In-Novare - « faire du nouveau à l'intérieur »
« Innover » est devenu l'un des mots les plus répétés de notre époque. Dans les entreprises, les administrations, les écoles, les territoires, il faudrait innover sans cesse pour rester « compétitif », « agile », « pertinent ». Pourtant, à force d'être invoqué sans être interrogé, ce mot s'est vidé de sa portée transformatrice. Il s'est installé dans une logique d'incrément, de reproduction, voire de diversion. Ce que nous faisons quand nous disons vouloir innover mérite donc d'être profondément revisité.
L'impasse d'une innovation instrumentale
La doxa contemporaine de l'innovation repose sur une croyance héritée de la modernité qui est celle de la maîtrise du changement. Il suffirait d'identifier un besoin, de modéliser une solution, de la tester puis de la "déployer" à l'échelle pour faire advenir un monde nouveau. Mais, ce récit est trompeur. Parce que le monde dans lequel nous vivons est fait de systèmes complexes, de relations non-linéaires, d'incertitudes irréductibles et ces planifications factices engendrent souvent des effets inverses ou des effets aveugles.
Dans ce contexte, l'innovation conçue comme une réponse préméditée à un problème prédéfini devient inefficace, voire toxique. Elle ignore ce qui émerge actuellement, ce qui se transforme sans autorisation, ce qui résiste à l'objectivation. Elle ne voit plus ce qu'elle détruit en croyant améliorer.
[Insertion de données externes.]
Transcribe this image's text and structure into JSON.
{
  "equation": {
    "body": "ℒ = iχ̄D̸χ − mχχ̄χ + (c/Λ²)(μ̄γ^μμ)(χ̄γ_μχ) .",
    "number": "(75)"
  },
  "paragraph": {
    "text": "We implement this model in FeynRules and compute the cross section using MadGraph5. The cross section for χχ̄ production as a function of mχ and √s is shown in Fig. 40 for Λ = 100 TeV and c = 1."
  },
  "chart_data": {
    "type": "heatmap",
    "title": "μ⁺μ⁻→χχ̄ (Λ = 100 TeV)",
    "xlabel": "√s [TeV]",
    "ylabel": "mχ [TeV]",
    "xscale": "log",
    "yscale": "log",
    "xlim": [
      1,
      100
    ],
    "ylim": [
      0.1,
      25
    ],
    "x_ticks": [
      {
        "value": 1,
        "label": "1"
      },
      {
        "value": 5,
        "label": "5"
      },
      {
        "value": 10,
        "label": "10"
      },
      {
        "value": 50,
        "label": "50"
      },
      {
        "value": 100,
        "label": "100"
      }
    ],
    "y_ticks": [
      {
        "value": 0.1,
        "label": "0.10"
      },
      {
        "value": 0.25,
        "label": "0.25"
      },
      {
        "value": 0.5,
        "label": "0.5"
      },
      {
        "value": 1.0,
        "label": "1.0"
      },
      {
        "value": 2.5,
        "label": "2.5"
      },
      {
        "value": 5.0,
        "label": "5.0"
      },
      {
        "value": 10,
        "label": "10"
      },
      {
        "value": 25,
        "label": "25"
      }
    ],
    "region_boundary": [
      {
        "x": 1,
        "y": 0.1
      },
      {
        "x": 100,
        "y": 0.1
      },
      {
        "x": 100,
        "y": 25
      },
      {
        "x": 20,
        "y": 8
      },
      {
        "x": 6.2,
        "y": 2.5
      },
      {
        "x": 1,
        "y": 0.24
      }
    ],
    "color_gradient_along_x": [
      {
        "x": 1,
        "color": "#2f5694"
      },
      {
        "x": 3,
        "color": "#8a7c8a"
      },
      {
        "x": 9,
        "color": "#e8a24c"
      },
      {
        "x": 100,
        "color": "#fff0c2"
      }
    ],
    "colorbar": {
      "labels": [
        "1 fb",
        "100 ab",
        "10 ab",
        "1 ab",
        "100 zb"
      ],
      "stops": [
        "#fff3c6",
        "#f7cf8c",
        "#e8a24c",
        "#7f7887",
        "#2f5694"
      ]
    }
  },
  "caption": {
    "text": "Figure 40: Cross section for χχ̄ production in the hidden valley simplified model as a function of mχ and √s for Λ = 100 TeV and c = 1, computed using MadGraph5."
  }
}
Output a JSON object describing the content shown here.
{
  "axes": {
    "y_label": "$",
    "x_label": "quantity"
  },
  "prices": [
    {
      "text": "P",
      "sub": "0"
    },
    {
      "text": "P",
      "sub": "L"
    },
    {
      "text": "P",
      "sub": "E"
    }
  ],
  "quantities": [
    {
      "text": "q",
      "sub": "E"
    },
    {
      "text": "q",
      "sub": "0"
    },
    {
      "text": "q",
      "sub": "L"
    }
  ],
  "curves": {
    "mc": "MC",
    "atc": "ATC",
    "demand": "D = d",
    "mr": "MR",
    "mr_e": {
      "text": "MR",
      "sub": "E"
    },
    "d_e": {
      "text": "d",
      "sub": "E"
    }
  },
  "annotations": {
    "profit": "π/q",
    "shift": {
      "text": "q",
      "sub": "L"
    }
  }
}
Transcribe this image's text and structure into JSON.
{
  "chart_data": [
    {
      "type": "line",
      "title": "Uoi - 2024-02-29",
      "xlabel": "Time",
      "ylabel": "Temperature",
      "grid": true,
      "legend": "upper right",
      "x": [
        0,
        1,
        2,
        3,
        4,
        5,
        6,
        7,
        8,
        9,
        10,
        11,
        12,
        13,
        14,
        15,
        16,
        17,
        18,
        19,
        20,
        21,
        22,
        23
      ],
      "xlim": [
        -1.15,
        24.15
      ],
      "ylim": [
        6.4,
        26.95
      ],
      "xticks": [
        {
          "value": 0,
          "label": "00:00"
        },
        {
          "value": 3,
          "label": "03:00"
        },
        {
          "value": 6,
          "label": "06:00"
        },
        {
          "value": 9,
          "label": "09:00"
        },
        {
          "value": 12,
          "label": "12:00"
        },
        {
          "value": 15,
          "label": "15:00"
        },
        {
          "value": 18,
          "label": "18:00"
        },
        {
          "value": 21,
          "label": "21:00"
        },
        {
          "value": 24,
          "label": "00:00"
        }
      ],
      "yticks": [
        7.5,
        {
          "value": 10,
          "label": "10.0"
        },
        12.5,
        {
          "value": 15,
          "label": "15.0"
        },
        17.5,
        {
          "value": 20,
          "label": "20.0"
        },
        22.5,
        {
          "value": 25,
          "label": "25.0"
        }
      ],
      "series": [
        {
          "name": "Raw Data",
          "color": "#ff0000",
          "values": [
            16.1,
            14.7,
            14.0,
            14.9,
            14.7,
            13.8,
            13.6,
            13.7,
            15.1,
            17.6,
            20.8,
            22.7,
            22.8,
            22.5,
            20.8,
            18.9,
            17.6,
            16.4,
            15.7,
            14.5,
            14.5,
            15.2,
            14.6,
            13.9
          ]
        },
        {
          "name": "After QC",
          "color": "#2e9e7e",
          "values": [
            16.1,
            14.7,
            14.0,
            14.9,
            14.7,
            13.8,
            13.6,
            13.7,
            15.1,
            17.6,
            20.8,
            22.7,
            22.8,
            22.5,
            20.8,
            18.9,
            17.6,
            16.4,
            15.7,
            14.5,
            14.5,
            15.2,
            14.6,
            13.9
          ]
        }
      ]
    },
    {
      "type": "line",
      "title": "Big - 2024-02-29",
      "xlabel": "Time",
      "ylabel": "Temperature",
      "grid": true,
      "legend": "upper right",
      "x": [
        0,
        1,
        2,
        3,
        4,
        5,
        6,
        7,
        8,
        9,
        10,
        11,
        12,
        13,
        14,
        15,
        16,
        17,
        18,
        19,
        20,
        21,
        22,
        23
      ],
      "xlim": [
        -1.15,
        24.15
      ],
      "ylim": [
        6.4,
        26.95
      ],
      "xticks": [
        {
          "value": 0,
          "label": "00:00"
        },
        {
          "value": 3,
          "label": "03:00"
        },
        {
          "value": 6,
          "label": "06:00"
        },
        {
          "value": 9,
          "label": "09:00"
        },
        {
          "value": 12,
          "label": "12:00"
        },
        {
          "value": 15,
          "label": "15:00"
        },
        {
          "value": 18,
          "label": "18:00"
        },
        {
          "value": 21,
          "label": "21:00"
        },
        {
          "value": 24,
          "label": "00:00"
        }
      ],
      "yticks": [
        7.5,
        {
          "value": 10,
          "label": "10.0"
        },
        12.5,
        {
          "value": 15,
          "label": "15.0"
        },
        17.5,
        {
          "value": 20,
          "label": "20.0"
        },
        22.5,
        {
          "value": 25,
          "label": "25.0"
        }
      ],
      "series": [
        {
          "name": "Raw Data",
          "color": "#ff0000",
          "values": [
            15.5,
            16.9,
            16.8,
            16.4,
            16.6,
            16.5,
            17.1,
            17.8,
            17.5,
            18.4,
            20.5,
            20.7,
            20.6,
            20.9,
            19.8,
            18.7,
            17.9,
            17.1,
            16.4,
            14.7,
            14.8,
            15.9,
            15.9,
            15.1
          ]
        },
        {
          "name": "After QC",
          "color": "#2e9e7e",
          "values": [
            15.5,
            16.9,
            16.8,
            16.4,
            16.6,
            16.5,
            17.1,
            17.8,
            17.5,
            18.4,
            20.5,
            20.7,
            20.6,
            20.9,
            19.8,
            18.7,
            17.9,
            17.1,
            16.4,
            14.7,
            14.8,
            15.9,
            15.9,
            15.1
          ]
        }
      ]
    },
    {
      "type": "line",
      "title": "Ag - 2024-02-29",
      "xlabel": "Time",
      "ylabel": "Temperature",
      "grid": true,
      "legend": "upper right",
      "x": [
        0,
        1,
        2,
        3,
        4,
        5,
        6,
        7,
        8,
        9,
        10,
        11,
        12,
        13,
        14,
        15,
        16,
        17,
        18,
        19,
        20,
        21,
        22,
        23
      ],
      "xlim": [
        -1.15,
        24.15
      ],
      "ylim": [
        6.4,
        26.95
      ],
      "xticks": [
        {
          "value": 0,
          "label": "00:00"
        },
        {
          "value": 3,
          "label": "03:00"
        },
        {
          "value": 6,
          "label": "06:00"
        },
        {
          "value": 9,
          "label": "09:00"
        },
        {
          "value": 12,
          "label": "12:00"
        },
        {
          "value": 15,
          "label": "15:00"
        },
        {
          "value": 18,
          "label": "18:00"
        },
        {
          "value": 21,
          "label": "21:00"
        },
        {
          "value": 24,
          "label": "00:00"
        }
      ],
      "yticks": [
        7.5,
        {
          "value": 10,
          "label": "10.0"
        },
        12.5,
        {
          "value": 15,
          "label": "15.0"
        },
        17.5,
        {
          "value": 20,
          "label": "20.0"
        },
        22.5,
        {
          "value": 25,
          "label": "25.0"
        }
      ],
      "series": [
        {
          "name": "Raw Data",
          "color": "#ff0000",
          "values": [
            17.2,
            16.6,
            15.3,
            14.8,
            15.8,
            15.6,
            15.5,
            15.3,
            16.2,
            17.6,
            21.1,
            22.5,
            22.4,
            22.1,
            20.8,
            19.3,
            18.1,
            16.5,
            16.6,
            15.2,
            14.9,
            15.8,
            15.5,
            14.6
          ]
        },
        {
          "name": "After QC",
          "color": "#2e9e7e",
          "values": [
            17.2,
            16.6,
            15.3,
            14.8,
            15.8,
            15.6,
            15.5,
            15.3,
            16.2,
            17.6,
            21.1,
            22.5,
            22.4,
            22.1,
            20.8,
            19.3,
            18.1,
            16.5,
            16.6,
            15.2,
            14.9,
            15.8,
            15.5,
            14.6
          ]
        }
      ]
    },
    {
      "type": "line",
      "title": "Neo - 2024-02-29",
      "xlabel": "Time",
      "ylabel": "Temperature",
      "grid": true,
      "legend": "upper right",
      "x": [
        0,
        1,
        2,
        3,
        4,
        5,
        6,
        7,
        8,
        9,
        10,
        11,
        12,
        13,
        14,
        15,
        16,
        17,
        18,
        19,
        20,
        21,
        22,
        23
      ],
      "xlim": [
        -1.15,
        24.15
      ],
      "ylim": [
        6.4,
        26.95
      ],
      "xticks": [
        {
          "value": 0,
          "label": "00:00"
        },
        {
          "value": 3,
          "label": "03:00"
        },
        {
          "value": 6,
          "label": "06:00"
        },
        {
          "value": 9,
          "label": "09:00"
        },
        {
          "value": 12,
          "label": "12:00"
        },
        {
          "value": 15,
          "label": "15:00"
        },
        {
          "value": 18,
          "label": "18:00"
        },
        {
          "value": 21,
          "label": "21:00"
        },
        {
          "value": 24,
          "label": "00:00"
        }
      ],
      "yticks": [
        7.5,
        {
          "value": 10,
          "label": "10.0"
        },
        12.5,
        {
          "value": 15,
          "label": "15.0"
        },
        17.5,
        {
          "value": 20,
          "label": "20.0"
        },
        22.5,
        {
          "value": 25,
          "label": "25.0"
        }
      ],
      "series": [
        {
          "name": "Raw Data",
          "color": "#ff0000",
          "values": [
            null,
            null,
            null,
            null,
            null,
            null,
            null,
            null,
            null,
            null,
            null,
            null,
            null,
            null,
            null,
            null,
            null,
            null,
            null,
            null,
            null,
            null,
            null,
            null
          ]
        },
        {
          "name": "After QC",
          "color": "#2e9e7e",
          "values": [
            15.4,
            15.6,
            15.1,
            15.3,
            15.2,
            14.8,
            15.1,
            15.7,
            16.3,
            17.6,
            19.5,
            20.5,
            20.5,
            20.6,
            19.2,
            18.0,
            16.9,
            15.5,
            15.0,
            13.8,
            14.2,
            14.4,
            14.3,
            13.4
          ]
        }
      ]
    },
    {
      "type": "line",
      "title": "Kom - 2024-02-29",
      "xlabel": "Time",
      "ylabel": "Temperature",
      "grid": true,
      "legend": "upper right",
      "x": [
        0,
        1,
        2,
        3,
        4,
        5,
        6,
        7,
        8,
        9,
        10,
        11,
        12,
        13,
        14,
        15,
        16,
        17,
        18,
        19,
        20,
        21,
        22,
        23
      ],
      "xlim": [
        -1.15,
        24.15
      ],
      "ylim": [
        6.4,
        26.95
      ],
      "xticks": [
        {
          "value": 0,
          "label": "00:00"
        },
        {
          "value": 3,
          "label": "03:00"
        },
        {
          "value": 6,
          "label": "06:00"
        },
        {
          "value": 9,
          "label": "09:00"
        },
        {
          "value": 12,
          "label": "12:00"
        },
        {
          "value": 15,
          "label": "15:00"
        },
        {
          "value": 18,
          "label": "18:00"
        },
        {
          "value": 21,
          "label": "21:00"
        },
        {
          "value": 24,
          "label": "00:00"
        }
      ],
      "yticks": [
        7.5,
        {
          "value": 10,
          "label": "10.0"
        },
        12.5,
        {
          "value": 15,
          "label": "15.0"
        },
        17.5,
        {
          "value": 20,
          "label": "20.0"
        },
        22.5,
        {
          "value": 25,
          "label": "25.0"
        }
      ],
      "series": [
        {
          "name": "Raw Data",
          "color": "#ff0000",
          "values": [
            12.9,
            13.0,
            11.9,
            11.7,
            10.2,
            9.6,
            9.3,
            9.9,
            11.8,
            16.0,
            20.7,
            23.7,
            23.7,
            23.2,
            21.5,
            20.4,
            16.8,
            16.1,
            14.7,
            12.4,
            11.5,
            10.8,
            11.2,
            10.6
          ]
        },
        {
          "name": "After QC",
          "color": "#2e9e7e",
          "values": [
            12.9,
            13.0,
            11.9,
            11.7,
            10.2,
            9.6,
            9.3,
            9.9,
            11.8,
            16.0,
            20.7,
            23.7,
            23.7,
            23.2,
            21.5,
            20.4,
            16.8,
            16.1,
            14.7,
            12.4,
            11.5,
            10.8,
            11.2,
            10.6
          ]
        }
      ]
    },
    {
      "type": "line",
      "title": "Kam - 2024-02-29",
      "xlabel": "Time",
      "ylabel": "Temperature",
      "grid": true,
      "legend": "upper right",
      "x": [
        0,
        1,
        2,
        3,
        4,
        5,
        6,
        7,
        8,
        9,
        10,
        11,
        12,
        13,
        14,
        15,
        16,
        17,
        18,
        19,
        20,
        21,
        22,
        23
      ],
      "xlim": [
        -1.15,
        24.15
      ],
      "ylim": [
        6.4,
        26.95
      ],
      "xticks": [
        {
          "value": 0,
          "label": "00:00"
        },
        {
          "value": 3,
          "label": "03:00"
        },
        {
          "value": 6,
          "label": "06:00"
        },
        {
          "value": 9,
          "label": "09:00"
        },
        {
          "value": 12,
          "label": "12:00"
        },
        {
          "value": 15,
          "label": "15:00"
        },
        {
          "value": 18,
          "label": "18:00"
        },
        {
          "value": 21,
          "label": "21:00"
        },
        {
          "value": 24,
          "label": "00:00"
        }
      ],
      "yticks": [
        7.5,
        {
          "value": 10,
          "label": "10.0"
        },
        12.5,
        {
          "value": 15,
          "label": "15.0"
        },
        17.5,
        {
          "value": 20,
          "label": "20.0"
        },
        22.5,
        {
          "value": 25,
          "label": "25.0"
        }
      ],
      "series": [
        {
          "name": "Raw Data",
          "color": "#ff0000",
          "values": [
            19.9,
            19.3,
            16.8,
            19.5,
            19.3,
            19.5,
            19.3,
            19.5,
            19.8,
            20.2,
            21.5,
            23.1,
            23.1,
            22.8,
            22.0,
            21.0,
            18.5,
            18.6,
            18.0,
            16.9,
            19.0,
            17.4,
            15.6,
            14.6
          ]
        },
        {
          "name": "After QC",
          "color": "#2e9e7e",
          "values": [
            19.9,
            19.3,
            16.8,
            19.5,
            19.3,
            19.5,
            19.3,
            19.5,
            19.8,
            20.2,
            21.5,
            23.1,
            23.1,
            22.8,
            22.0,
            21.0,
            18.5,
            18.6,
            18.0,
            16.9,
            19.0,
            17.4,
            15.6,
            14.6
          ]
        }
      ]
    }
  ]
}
Innover autrement en écoutant ce qui cherche à advenir
Il faut désormais proposer un autre point de départ. Innover ne consiste pas à plaquer un plan organisé sur le réel. Mais, au contraire, à apprendre à entrer en relation avec ce qui se transforme dans les organisations, généralement sans langage. C'est faire place à l'émergence, au doute, à l'incertitude, à l'inattendu. C'est reconnaître que l'innovation la plus juste naît fréquemment d'un désajustement. Ainsi, elle suppose un déplacement de posture depuis l'idéation vers l'attention, à partir de l'ingénierie vers la résonance, en allant du design à l'écoute.
Innover devient alors un acte d'interprétation pour capter ce qui n'a pas encore de forme, accueillir ce qui demande à naître, donner consistance à des signaux faibles. C'est prôner des approches « d'adaptation transformative» qui viennent s'opposer aux tendances et doxa marketing actuels.
Fonder un espace pour penser l'innovation
Le projet ECAT (Emergence Cognitive et Adaptation Transformative) est né du constat que trop souvent, l'innovation est pensée depuis l'extérieur, c'est-à-dire depuis la technologie, la performance ou le marché. Il manque un espace pour la penser depuis l'intérieur des relations humaines, des pratiques vécues, des formes d'attention, des méthodes cognitives. ECAT se veut un tel espace, autant lieu de réflexion critique que laboratoire de pratiques situées.
Ce blog en est l'un des véhicules. Il accueillera des articles, des récits, des analyses, des expérimentations. Il s'adresse à celles et ceux qui veulent penser et agir autrement. Ce blog ne proposera ni recettes, ni outils miracles, mais cherchera à formuler ce qui ne se laisse pas résoudre pour comprendre avec plus de justesse.
Je propose d'autres façons d'habiter l'innovation comme relation, comme ouverture, comme expérience du "non-savoir". Ce que nous appelons innovation n'est pas un saut dans le vide, mais un art du passage, un « Kainogénèse ». À celles et ceux qui veulent apprendre à co-devenir avec le réel, à risquer autre chose que la reproduction déguisée, à rendre visible l'invisible, bienvenue dans ECAT.